Why Sphinx? Some benchmarks?

@John: I just wanted to know any rough numbers you have about using Sphinx to index (e.g.: # of records and indexing / searching times for that installation). We are using ApacheSolr and it's pretty easy to setup and fairly quick... just wanted to do some basic comparison.

Both ApacheSolr and Sphinx are fairly painless to install. As a general rule, Lucene's search times are slightly faster on smaller to moderately-sized data sets < 5M records or < 1GB and Sphinx is slightly faster with very large data sets. Of course, mileage will vary, depending on your indexes and key attributes. So, IMO, it's a wash between the two when it comes to search speeds. Sphinx blows Lucene away when it comes to indexing time, however. A big plus, but not the reason I chose it.

After comparing the two, it seemed to me that Sphinx offered a significantly higher level of flexibility over Solr and has a naively available PHP API that I could use immediately.
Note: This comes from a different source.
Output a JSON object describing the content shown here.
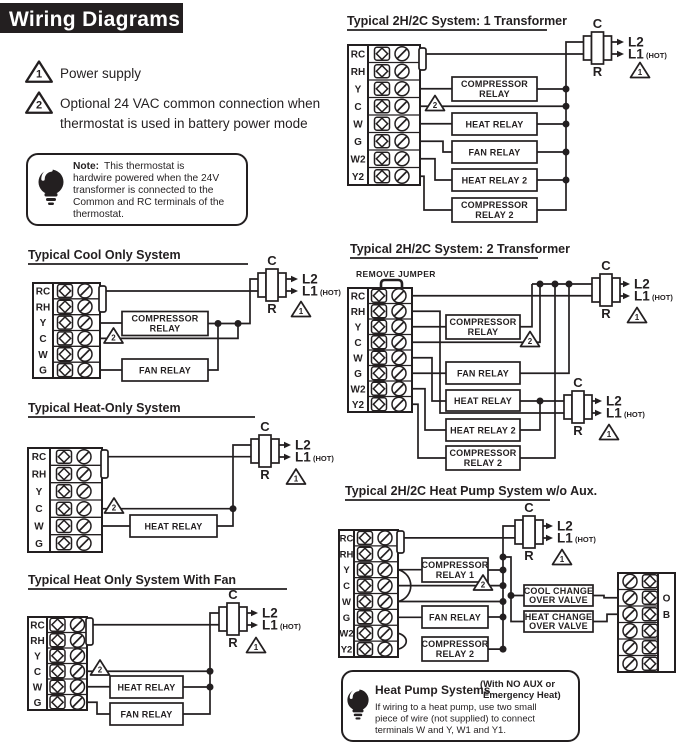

I also am interested in the fact that Sphinx offers an integrated MySQL storage engine--something Locum does not yet take advantage of, but may in the future.

I encourage you to take a look at the Sphinx project site and feature list:

  • high indexing speed (upto 10 MB/sec on modern CPUs)
  • high search speed (avg query is under 0.1 sec on 2-4 GB text collections)
  • high scalability (upto 100 GB of text, upto 100 M documents on a single CPU)
  • supports distributed searching (since v.0.9.6)
  • supports MySQL natively (MyISAM and InnoDB tables are both supported)
  • supports phrase searching
  • supports phrase proximity ranking, providing good relevance
  • supports English and Russian stemming
  • supports any number of document fields (weights can be changed on the fly)
  • supports document groups
  • supports stopwords
  • supports different search modes ("match all", "match phrase" and "match any" as of v.0.9.5)
  • generic XML interface which greatly simplifies custom integration
  • pure-PHP (ie. NO module compiling etc) search client API

Thanks for the link to the PPT. It confirms why Locum is built on Sphinx and not Lucene. I evaluated both search engines before I built Locum (I looked at Sphinx on the basis of Casey Bisson's recommendation--Scriblio also uses Sphinx).